People are suggesting adding electrodes to TNC-S supplies - in case the neutral is lost.

I presume they are thinking that when the neutral is lost it would become TT but it wouldn't, would it?
 
I have seen where road works broke the neutral with TN-C-S, the problem in that case is anything which has a true earth will carry the neutral current, the damage was burnt earth wires, and in extremes it can rupture the gas pipe which then has a follow on result. However looking at the picture.
met-fire-jpg.119313
major burning seems to be the meter, so it looks far more like a faulty thread in the meter connections has resulted in the torque wrench showing correct torque, but the cables were not tight. The problem is once heated up likely the faulty thread has likely cured its self, and it looks as if the meter fitter did not tighten the screws fully.

I am sure thieves stock did steel the copper, what is in question was that the result, or was it a handy stock image?

With PME the M stands for multiple, and where multiple earth rods are used it is reasonable safe, TN-C-S means TN terraferma neutral combined then separated it does not mean there are multiple earth rods. When water and gas came in as metal to every house in practice those pipes were the earth electrodes even if we called it bonding, and with every house having these the fault current if the neutral is lost is not that high.

Where the problem lies is where one odd house has something bonded which will act as a good earth but other houses from the same transformer have little or nothing, now 500 amp can be directed to the one good earth, I have seen the results, a line of copper goblets laid down the path where the earth wire had been. Most would not have 4 earth rods one each corner of garden and earth tape buried 18 inches deep connecting them, only a radio ham is likely to go to those lengths. I could not measure as I could not get access far enough away to put in test spikes. But likely under one ohm.

Losing the neutral does mean 400 volt instead of 230 volt, but equipment should be designed to fail safe, there should be no fire resulting from the over voltage, fuses may blow, printed circuits may fry, but it should not cause a fire.

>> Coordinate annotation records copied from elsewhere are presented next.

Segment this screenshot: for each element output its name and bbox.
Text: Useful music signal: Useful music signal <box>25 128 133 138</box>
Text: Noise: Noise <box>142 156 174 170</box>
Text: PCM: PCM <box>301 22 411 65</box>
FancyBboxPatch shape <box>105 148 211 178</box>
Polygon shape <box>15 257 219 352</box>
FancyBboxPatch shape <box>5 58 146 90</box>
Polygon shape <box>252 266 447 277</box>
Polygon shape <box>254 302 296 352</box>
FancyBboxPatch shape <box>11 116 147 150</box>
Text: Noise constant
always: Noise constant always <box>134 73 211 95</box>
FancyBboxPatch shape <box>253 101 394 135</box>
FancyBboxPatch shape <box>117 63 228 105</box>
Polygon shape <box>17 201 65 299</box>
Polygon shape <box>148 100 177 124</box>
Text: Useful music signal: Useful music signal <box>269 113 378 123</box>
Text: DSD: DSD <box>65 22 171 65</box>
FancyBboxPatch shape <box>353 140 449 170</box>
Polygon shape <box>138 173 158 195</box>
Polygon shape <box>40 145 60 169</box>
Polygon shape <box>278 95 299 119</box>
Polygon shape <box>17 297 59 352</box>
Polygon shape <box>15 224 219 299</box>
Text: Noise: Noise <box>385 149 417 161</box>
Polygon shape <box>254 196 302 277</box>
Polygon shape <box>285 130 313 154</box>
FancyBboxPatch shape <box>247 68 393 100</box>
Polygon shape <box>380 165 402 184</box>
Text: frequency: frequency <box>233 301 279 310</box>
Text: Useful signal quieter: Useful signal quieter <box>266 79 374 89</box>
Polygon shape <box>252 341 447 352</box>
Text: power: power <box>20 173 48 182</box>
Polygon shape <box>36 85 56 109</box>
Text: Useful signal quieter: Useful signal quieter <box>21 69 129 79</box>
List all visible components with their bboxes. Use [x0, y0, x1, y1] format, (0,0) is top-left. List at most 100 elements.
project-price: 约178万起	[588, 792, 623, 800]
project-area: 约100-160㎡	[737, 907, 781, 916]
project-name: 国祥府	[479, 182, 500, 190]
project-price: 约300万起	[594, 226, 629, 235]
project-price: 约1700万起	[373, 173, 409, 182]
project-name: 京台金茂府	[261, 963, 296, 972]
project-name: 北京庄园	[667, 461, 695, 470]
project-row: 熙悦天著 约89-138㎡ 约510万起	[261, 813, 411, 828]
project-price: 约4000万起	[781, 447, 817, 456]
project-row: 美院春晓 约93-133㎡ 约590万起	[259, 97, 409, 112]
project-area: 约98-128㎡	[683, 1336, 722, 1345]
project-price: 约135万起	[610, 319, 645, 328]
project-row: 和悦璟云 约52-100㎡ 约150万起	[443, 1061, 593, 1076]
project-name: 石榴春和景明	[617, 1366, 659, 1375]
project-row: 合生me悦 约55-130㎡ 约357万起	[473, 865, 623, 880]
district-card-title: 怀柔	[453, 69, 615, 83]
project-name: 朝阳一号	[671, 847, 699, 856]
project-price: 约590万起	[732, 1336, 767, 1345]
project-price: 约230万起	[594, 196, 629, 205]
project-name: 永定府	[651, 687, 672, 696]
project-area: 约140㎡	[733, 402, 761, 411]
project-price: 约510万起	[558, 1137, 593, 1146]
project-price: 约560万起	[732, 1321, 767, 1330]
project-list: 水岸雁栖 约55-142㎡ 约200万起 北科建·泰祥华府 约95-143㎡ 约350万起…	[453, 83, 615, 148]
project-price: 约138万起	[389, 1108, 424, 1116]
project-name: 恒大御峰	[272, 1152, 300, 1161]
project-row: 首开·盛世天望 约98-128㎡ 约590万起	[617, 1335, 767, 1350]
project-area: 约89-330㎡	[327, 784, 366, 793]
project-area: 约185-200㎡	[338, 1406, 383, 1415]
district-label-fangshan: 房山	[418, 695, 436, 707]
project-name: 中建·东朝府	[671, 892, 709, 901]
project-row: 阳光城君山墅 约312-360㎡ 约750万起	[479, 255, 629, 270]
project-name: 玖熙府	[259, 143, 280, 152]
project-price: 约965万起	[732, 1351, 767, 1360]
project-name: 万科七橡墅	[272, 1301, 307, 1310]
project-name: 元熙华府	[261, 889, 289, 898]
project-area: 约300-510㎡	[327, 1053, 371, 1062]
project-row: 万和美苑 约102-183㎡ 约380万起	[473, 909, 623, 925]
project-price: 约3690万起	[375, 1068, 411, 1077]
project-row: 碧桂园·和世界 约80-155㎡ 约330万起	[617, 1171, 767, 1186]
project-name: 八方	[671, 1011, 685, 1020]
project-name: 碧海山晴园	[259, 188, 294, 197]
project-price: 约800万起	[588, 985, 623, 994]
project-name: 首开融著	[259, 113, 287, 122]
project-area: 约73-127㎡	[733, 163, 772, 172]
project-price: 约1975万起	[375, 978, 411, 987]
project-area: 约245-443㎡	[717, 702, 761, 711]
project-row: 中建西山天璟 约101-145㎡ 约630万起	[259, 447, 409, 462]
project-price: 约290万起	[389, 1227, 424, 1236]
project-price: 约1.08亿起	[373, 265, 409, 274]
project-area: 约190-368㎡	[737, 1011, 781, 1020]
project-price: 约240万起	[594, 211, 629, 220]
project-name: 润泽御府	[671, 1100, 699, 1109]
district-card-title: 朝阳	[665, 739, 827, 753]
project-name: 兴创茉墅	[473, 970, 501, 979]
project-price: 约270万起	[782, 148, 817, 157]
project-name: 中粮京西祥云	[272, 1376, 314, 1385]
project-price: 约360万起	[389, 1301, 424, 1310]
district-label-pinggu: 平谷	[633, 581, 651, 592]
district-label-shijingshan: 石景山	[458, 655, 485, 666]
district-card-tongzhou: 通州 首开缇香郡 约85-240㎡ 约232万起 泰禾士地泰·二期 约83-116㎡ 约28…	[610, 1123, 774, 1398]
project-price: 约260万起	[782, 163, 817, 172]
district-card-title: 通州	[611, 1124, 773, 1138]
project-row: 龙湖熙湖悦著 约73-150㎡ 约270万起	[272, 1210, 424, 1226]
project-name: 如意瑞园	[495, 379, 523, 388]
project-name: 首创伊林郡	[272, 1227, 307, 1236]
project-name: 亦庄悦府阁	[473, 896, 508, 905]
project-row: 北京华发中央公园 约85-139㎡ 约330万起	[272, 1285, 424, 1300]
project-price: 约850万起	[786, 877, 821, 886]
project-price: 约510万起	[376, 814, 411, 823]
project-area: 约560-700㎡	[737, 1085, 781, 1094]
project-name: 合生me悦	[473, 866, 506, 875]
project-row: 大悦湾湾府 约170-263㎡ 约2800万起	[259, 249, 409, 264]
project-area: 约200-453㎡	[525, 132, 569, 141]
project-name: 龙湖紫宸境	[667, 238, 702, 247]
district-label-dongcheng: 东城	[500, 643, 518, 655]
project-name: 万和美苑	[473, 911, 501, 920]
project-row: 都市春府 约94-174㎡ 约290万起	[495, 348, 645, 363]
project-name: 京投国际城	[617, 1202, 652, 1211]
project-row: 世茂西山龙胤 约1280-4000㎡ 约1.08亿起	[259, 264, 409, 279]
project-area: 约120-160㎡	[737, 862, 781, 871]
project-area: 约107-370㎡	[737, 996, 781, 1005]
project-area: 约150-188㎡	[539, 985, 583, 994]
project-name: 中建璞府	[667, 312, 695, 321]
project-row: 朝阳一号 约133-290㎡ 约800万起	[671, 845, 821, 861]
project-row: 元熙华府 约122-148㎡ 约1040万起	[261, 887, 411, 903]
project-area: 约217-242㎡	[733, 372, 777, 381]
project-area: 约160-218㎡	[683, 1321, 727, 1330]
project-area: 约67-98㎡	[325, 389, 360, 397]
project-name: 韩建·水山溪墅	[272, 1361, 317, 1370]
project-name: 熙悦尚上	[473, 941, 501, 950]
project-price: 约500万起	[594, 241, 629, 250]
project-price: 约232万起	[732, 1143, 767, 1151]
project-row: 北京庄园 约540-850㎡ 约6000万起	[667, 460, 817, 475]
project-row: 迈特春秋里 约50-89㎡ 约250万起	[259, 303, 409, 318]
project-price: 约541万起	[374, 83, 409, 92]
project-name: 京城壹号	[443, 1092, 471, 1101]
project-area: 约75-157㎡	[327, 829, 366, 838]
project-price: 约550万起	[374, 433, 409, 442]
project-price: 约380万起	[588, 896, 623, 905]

Only wires which should over heat are earth wires. Although if every house fitted an earth rod bonded to the installation earth it would likely cure the problem, it would have to be every house, not a random one or two, only way to ensure all rods are fitted together is for the DNO to fit them, in other words provide a PME supply not just a TN-C-S.

So come on lads, does that really look like lost neutral damage, or a faulty meter damage?

As a p.s. in the motor trade they also had problems using a torque wrench, the answer was torque to a low figure, check it is tight, then move the nut or bolt a set amount of degrees extra, this stopped the problem.
 
My point was that TN-C-S systems have already got earth electrodes attached to the neutral at various points.
 
Further down the article is a close up of a meter, it was assumed this was the meter from the burnt out meter box.
toasted meter.jpg

no damage at the terminals and some of the soot has been brushed off. Even if it is not the same meter the lowest point of fire damage in the MET and the conductor from the MET that runs across the top of the cut out and goes up out of the top left hand corner of the box.

So come on lads, does that really look like lost neutral damage, or a faulty meter damage?
and the other 70 homes that had been damaged by the "power surge", did they all have faulty meters ( before the event )
 
I presume they are thinking that when the neutral is lost it would become TT but it wouldn't, would it?
Of course not. It will still be TN-C-S even with an earth electrode, although with an open circuit PEN conductor it won't be pretty. However there is nothing inherently wrong with earth electrodes on TN-C-S systems - as I pointed out most of the world actually requires this!
 
That meter looks different to the one in the first picture.
 
My point was that TN-C-S systems have already got earth electrodes attached to the neutral at various points.

No, PME systems have electrodes attached at various points. The minimum for a TN-C-S supply is at the tranny.
 
Shame Westie isn't here, bless him.

I'm sure that ENWL ground their TN-C-S supplies more than once.